Il y a une différence entre vivre quelque part et appartenir à un lieu. Un quartier peut être rempli de logements, de commerces et de lieux publics, mais ce qui en fait un lieu vivant, inclusif et accueillant, c’est le lien entre les gens qui tisse le sentiment d’appartenance. Pour plusieurs, ce sentiment va de soi. Mais pour celles et ceux qui arrivent dans un nouvel environnement, tout est à reconstruire. C’est vrai quand on change de ville ou de quartier, mais encore plus quand on change de pays.
Cette édition du Journal communautaire Regards va à la rencontre des nouveaux arrivants et arrivantes que nous côtoyons au quotidien pour faire entendre leur voix. Toutes les personnes qui y ont écrit un témoignage ont en commun d’avoir vécu la francisation et le processus d’intégration culturelle. Ce processus, aussi enrichissant soit-il, en est aussi un parsemé d’embûches.
Ces témoignages nous invitent à réfléchir à une question fondamentale qui est importante pour tout le monde, peu importe le statut et le pays d’origine : que signifie se sentir chez soi?
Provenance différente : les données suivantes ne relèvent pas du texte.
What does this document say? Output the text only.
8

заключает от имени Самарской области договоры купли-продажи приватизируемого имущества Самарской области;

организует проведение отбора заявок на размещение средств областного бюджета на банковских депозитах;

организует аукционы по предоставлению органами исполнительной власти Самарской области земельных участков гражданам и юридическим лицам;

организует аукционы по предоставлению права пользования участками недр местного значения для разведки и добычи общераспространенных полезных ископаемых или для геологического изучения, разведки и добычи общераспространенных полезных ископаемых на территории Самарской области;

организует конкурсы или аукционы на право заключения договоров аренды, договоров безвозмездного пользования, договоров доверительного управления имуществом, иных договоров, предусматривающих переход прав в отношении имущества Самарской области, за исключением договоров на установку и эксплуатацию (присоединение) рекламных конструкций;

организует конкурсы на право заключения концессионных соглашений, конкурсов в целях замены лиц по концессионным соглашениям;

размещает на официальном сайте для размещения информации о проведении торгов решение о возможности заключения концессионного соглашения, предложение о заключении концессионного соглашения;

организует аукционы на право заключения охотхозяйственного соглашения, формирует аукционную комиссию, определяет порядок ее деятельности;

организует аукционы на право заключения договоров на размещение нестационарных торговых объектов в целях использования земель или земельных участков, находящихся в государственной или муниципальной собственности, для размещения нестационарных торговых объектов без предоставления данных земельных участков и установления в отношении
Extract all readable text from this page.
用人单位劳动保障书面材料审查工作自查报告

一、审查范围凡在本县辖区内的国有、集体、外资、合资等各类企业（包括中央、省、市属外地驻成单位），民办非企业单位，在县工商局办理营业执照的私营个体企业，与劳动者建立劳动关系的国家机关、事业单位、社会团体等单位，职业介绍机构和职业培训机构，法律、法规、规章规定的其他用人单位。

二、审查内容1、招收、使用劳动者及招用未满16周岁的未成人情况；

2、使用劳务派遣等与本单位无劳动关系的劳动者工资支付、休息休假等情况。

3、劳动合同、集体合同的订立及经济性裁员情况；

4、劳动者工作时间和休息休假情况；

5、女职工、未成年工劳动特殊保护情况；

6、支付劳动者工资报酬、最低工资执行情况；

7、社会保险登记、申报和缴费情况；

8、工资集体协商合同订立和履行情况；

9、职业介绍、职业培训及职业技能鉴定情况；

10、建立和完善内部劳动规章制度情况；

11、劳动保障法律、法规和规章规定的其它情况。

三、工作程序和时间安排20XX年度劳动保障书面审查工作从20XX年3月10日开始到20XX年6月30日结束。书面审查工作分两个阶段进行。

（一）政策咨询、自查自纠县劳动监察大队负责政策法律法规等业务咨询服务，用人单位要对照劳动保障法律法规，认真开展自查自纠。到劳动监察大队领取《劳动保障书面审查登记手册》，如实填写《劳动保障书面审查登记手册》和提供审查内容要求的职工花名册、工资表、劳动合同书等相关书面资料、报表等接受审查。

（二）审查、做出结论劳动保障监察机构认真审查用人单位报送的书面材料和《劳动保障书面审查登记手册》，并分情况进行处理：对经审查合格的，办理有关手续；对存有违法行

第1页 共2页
Et comment peut-on se sentir chez soi dans notre quartier? Est-ce le fait d’avoir accès à des services essentiels, de voir des visages familiers, d’avoir des repères? Ou encore d’avoir une communauté qui nous soutient et qu’on soutient dans les moments difficiles? Plus élémentaire encore, est-ce le fait de se sentir accepté et de ne pas être désavantagé et discriminé, que ce soit ouvertement ou systématiquement? Pour plusieurs, cette sécurité fondamentale n’est pas acquise, même plusieurs années après leur arrivée.
Un quartier peut-il réellement être accueillant et inclusif si l’intégration culturelle repose uniquement sur les nouveaux arrivants? Cette perception selon laquelle les gens qui arrivent doivent s’intégrer nous déresponsabilise par rapport à notre rôle en tant que société d’accueil. Toute rencontre est un échange et, dans tout échange, il y a deux parties impliquées qui doivent faire preuve de curiosité et d’ouverture pour un échange juste et enrichissant.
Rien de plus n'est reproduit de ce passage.